Since within the Third Pillar, the Human Rights Council is at the core, it is also most relevant to ask: how can we further improve our effectiveness? How can we, for example, encourage States to implement recommendations from the UPR and special procedures? To what extent are we contributing to the prevention of human rights violations and to prompt responses to human rights emergencies? Obviously, the answers to these questions depend, inter alia, on our ability to assess or: better assess impact.
Ladies and Gentlemen,
If you have the impression that I am asking - hopefully - relevant questions but not providing equally relevant answers, let me assure you that this is not by accident. I am deeply committed to the spirit of Geneva and to the spirit in this Council which is about dialogue and cooperation.
Accordingly, I would like to propose that during the course of 2015 we have informal discussions on some of the questions relating to the role of the HRC, its efficiency and effectiveness. For one of these discussions, I would like to invite to an informal retreat in Berlin from May 21-23.

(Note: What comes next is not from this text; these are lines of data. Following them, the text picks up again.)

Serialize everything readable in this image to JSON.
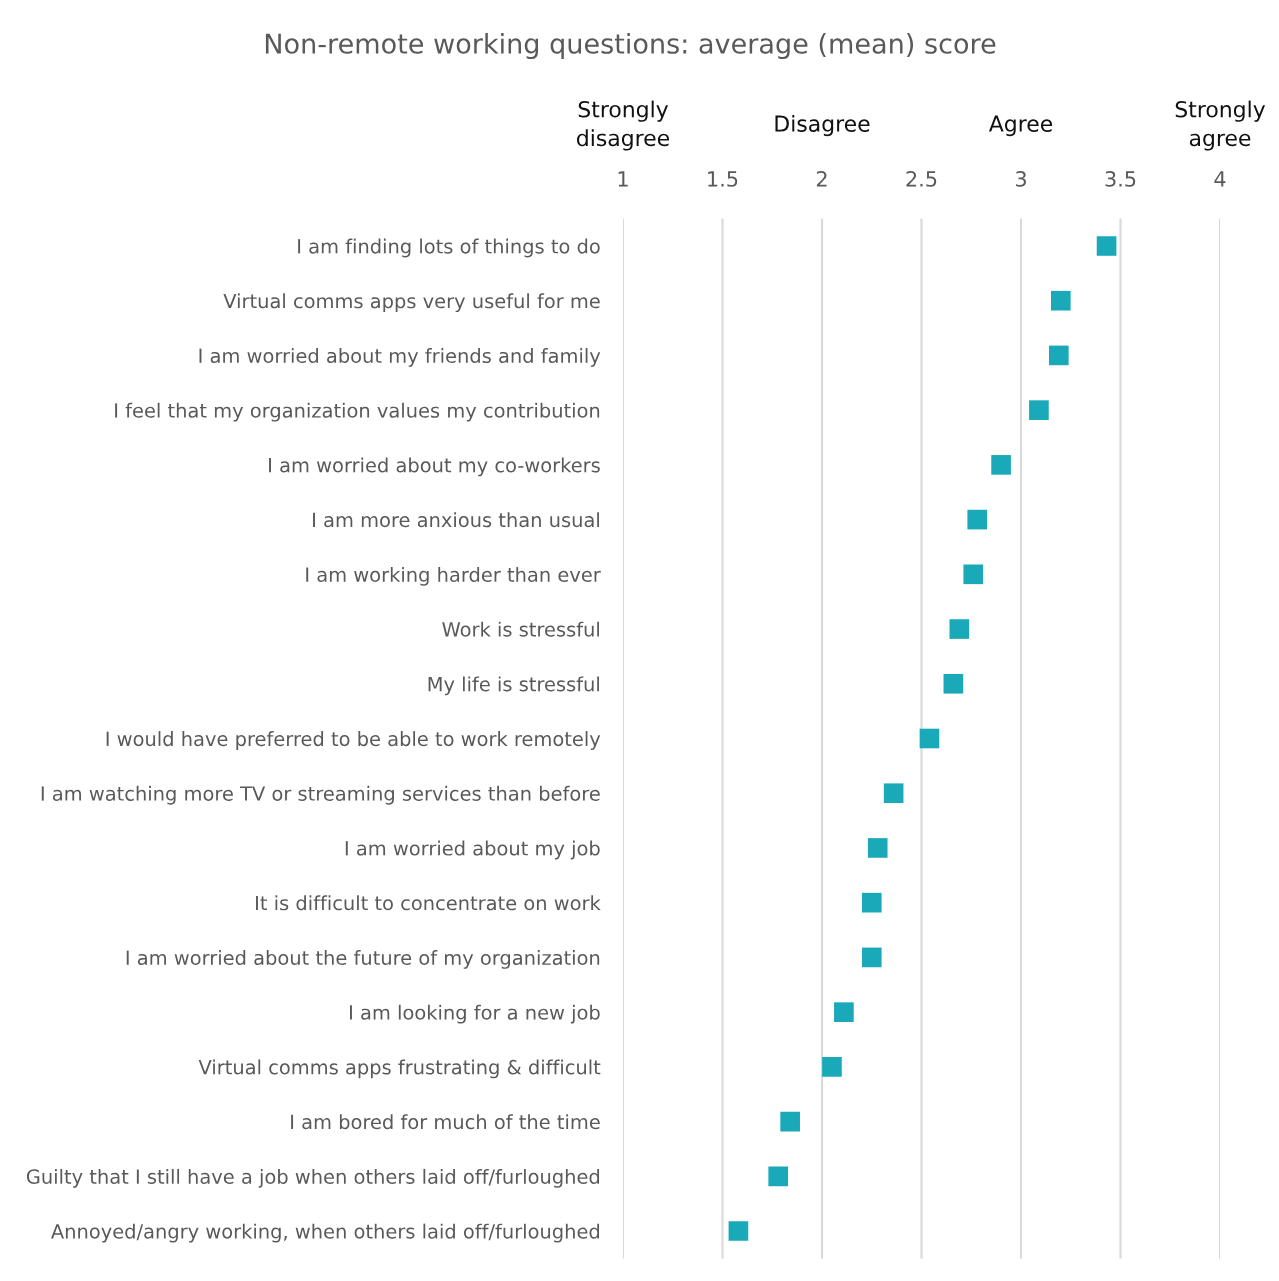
{
  "chart_data": {
    "type": "scatter",
    "title": "Non-remote working questions: average (mean) score",
    "orientation": "horizontal",
    "marker": "square",
    "color": "#19a9b8",
    "categories": [
      "I am finding lots of things to do",
      "Virtual comms apps very useful for me",
      "I am worried about my friends and family",
      "I feel that my organization values my contribution",
      "I am worried about my co-workers",
      "I am more anxious than usual",
      "I am working harder than ever",
      "Work is stressful",
      "My life is stressful",
      "I would have preferred to be able to work remotely",
      "I am watching more TV or streaming services than before",
      "I am worried about my job",
      "It is difficult to concentrate on work",
      "I am worried about the future of my organization",
      "I am looking for a new job",
      "Virtual comms apps frustrating & difficult",
      "I am bored for much of the time",
      "Guilty that I still have a job when others laid off/furloughed",
      "Annoyed/angry working, when others laid off/furloughed"
    ],
    "values": [
      3.43,
      3.2,
      3.19,
      3.09,
      2.9,
      2.78,
      2.76,
      2.69,
      2.66,
      2.54,
      2.36,
      2.28,
      2.25,
      2.25,
      2.11,
      2.05,
      1.84,
      1.78,
      1.58
    ],
    "xlim": [
      1,
      4
    ],
    "xticks": [
      1,
      1.5,
      2,
      2.5,
      3,
      3.5,
      4
    ],
    "annotations": [
      "Strongly\ndisagree",
      "Disagree",
      "Agree",
      "Strongly\nagree"
    ],
    "grid": "x"
  }
}
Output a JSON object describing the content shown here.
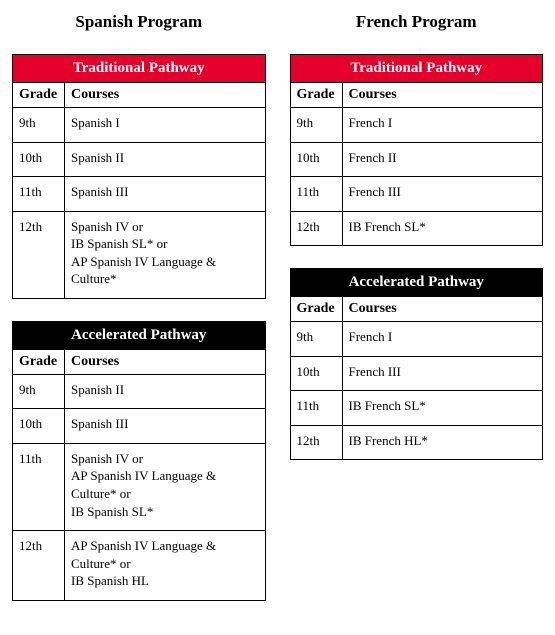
{
  "colors": {
    "header_red": "#e4002b",
    "header_black": "#000000",
    "header_text": "#ffffff",
    "border": "#000000",
    "background": "#ffffff"
  },
  "programs": [
    {
      "title": "Spanish Program",
      "pathways": [
        {
          "name": "Traditional Pathway",
          "header_bg": "#e4002b",
          "col_headers": [
            "Grade",
            "Courses"
          ],
          "rows": [
            {
              "grade": "9th",
              "courses": "Spanish I"
            },
            {
              "grade": "10th",
              "courses": "Spanish II"
            },
            {
              "grade": "11th",
              "courses": "Spanish III"
            },
            {
              "grade": "12th",
              "courses": "Spanish IV or\nIB Spanish SL* or\nAP Spanish IV Language & Culture*"
            }
          ]
        },
        {
          "name": "Accelerated Pathway",
          "header_bg": "#000000",
          "col_headers": [
            "Grade",
            "Courses"
          ],
          "rows": [
            {
              "grade": "9th",
              "courses": "Spanish II"
            },
            {
              "grade": "10th",
              "courses": "Spanish III"
            },
            {
              "grade": "11th",
              "courses": "Spanish IV or\nAP Spanish IV Language & Culture* or\nIB Spanish SL*"
            },
            {
              "grade": "12th",
              "courses": "AP Spanish IV Language & Culture* or\nIB Spanish HL"
            }
          ]
        }
      ]
    },
    {
      "title": "French Program",
      "pathways": [
        {
          "name": "Traditional Pathway",
          "header_bg": "#e4002b",
          "col_headers": [
            "Grade",
            "Courses"
          ],
          "rows": [
            {
              "grade": "9th",
              "courses": "French I"
            },
            {
              "grade": "10th",
              "courses": "French II"
            },
            {
              "grade": "11th",
              "courses": "French III"
            },
            {
              "grade": "12th",
              "courses": "IB French SL*"
            }
          ]
        },
        {
          "name": "Accelerated Pathway",
          "header_bg": "#000000",
          "col_headers": [
            "Grade",
            "Courses"
          ],
          "rows": [
            {
              "grade": "9th",
              "courses": "French I"
            },
            {
              "grade": "10th",
              "courses": "French III"
            },
            {
              "grade": "11th",
              "courses": "IB French SL*"
            },
            {
              "grade": "12th",
              "courses": "IB French HL*"
            }
          ]
        }
      ]
    }
  ]
}
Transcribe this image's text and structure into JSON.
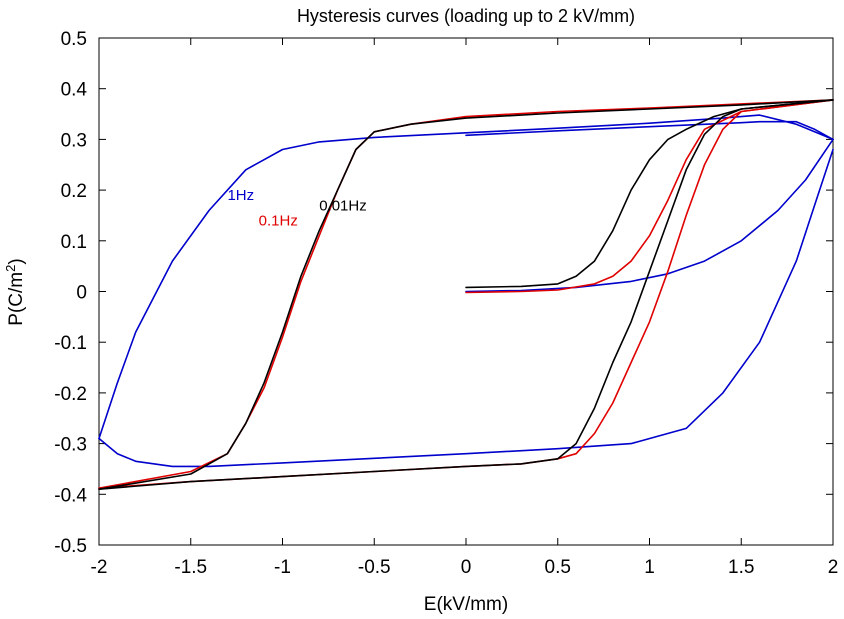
{
  "chart_data": {
    "type": "line",
    "title": "Hysteresis curves (loading up to 2 kV/mm)",
    "xlabel": "E(kV/mm)",
    "ylabel": "P(C/m",
    "ylabel_sup": "2",
    "ylabel_close": ")",
    "xlim": [
      -2,
      2
    ],
    "ylim": [
      -0.5,
      0.5
    ],
    "xticks": [
      -2,
      -1.5,
      -1,
      -0.5,
      0,
      0.5,
      1,
      1.5,
      2
    ],
    "xtick_labels": [
      "-2",
      "-1.5",
      "-1",
      "-0.5",
      "0",
      "0.5",
      "1",
      "1.5",
      "2"
    ],
    "yticks": [
      -0.5,
      -0.4,
      -0.3,
      -0.2,
      -0.1,
      0,
      0.1,
      0.2,
      0.3,
      0.4,
      0.5
    ],
    "ytick_labels": [
      "-0.5",
      "-0.4",
      "-0.3",
      "-0.2",
      "-0.1",
      "0",
      "0.1",
      "0.2",
      "0.3",
      "0.4",
      "0.5"
    ],
    "grid": false,
    "series": [
      {
        "name": "1Hz",
        "color": "#0000cc",
        "label_at": [
          -1.3,
          0.18
        ],
        "segments": [
          [
            [
              0,
              0.0
            ],
            [
              0.3,
              0.002
            ],
            [
              0.6,
              0.008
            ],
            [
              0.9,
              0.02
            ],
            [
              1.1,
              0.035
            ],
            [
              1.3,
              0.06
            ],
            [
              1.5,
              0.1
            ],
            [
              1.7,
              0.16
            ],
            [
              1.85,
              0.22
            ],
            [
              2.0,
              0.3
            ]
          ],
          [
            [
              2.0,
              0.3
            ],
            [
              1.9,
              0.32
            ],
            [
              1.8,
              0.335
            ],
            [
              1.6,
              0.335
            ],
            [
              1.5,
              0.333
            ],
            [
              1.0,
              0.325
            ],
            [
              0.5,
              0.317
            ],
            [
              0.0,
              0.308
            ]
          ],
          [
            [
              2.0,
              0.3
            ],
            [
              1.8,
              0.33
            ],
            [
              1.6,
              0.348
            ],
            [
              1.4,
              0.342
            ],
            [
              1.0,
              0.332
            ],
            [
              0.5,
              0.322
            ],
            [
              0.0,
              0.313
            ],
            [
              -0.5,
              0.304
            ],
            [
              -0.8,
              0.295
            ],
            [
              -1.0,
              0.28
            ],
            [
              -1.2,
              0.24
            ],
            [
              -1.4,
              0.16
            ],
            [
              -1.6,
              0.06
            ],
            [
              -1.8,
              -0.08
            ],
            [
              -1.9,
              -0.18
            ],
            [
              -2.0,
              -0.29
            ]
          ],
          [
            [
              -2.0,
              -0.29
            ],
            [
              -1.9,
              -0.32
            ],
            [
              -1.8,
              -0.335
            ],
            [
              -1.6,
              -0.345
            ],
            [
              -1.4,
              -0.345
            ],
            [
              -1.0,
              -0.338
            ],
            [
              -0.5,
              -0.329
            ],
            [
              0.0,
              -0.32
            ],
            [
              0.5,
              -0.31
            ],
            [
              0.9,
              -0.3
            ],
            [
              1.2,
              -0.27
            ],
            [
              1.4,
              -0.2
            ],
            [
              1.6,
              -0.1
            ],
            [
              1.8,
              0.06
            ],
            [
              1.9,
              0.17
            ],
            [
              2.0,
              0.28
            ]
          ]
        ]
      },
      {
        "name": "0.1Hz",
        "color": "#e00000",
        "label_at": [
          -1.13,
          0.13
        ],
        "segments": [
          [
            [
              0,
              -0.002
            ],
            [
              0.3,
              0.0
            ],
            [
              0.5,
              0.003
            ],
            [
              0.7,
              0.015
            ],
            [
              0.8,
              0.03
            ],
            [
              0.9,
              0.06
            ],
            [
              1.0,
              0.11
            ],
            [
              1.1,
              0.18
            ],
            [
              1.2,
              0.26
            ],
            [
              1.3,
              0.32
            ],
            [
              1.5,
              0.355
            ],
            [
              2.0,
              0.378
            ]
          ],
          [
            [
              2.0,
              0.378
            ],
            [
              1.5,
              0.37
            ],
            [
              1.0,
              0.362
            ],
            [
              0.5,
              0.355
            ],
            [
              0.0,
              0.345
            ],
            [
              -0.3,
              0.33
            ],
            [
              -0.5,
              0.315
            ],
            [
              -0.6,
              0.28
            ],
            [
              -0.7,
              0.2
            ],
            [
              -0.8,
              0.11
            ],
            [
              -0.9,
              0.02
            ],
            [
              -1.0,
              -0.09
            ],
            [
              -1.1,
              -0.19
            ],
            [
              -1.2,
              -0.26
            ],
            [
              -1.3,
              -0.32
            ],
            [
              -1.5,
              -0.355
            ],
            [
              -2.0,
              -0.388
            ]
          ],
          [
            [
              -2.0,
              -0.388
            ],
            [
              -1.5,
              -0.375
            ],
            [
              -1.0,
              -0.365
            ],
            [
              -0.5,
              -0.355
            ],
            [
              0.0,
              -0.345
            ],
            [
              0.3,
              -0.34
            ],
            [
              0.5,
              -0.33
            ],
            [
              0.6,
              -0.32
            ],
            [
              0.7,
              -0.28
            ],
            [
              0.8,
              -0.22
            ],
            [
              0.9,
              -0.14
            ],
            [
              1.0,
              -0.06
            ],
            [
              1.1,
              0.04
            ],
            [
              1.2,
              0.15
            ],
            [
              1.3,
              0.25
            ],
            [
              1.4,
              0.32
            ],
            [
              1.5,
              0.355
            ],
            [
              2.0,
              0.378
            ]
          ]
        ]
      },
      {
        "name": "0.01Hz",
        "color": "#000000",
        "label_at": [
          -0.8,
          0.16
        ],
        "segments": [
          [
            [
              0,
              0.008
            ],
            [
              0.3,
              0.01
            ],
            [
              0.5,
              0.015
            ],
            [
              0.6,
              0.03
            ],
            [
              0.7,
              0.06
            ],
            [
              0.8,
              0.12
            ],
            [
              0.9,
              0.2
            ],
            [
              1.0,
              0.26
            ],
            [
              1.1,
              0.3
            ],
            [
              1.2,
              0.32
            ],
            [
              1.35,
              0.345
            ],
            [
              1.5,
              0.36
            ],
            [
              2.0,
              0.378
            ]
          ],
          [
            [
              2.0,
              0.378
            ],
            [
              1.5,
              0.368
            ],
            [
              1.0,
              0.36
            ],
            [
              0.5,
              0.352
            ],
            [
              0.0,
              0.342
            ],
            [
              -0.3,
              0.33
            ],
            [
              -0.5,
              0.315
            ],
            [
              -0.6,
              0.28
            ],
            [
              -0.7,
              0.2
            ],
            [
              -0.8,
              0.12
            ],
            [
              -0.9,
              0.03
            ],
            [
              -1.0,
              -0.08
            ],
            [
              -1.1,
              -0.18
            ],
            [
              -1.2,
              -0.26
            ],
            [
              -1.3,
              -0.32
            ],
            [
              -1.5,
              -0.36
            ],
            [
              -2.0,
              -0.39
            ]
          ],
          [
            [
              -2.0,
              -0.39
            ],
            [
              -1.5,
              -0.375
            ],
            [
              -1.0,
              -0.365
            ],
            [
              -0.5,
              -0.355
            ],
            [
              0.0,
              -0.345
            ],
            [
              0.3,
              -0.34
            ],
            [
              0.5,
              -0.33
            ],
            [
              0.6,
              -0.3
            ],
            [
              0.7,
              -0.23
            ],
            [
              0.8,
              -0.14
            ],
            [
              0.9,
              -0.06
            ],
            [
              1.0,
              0.04
            ],
            [
              1.1,
              0.14
            ],
            [
              1.2,
              0.24
            ],
            [
              1.3,
              0.31
            ],
            [
              1.4,
              0.345
            ],
            [
              1.5,
              0.36
            ],
            [
              2.0,
              0.378
            ]
          ]
        ]
      }
    ]
  }
}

Mister President, Excellencies, Colleagues, Ladies and Gentlemen,
Let me conclude by reiterating that I have the greatest respect for what has been achieved since the Council’s inception and that I have the greatest respect for the work of my predecessors. Together with the Vice-Presidents, I will do everything I can to build on previous achievements and to further strengthen the Council’s role and mandate in promoting and protecting human rights worldwide.
We will listen carefully to all of your views and opinions, trying to build bridges where necessary, and I trust that you will support us in these endeavors.
And let me add: it is not the size of a country, its regional or political adherence that matters. What matters is our joint commitment to human rights and our joint commitment to all individuals, and in particular the victims of human rights abuses and violations.
Again, thank you for your vote of confidence. I will take it as a mandate to perform my duties, in close cooperation with the Bureau and the HRC Secretariat, according to the fundamental principles of transparency, justice, objectivity and impartiality as well as procedural clarity.
I am convinced that we do not have the privilege of pessimism 70 years after the United Nations were born. Therefore, I would like to assure you that I am very much looking forward to the challenge of serving this Council in the coming year.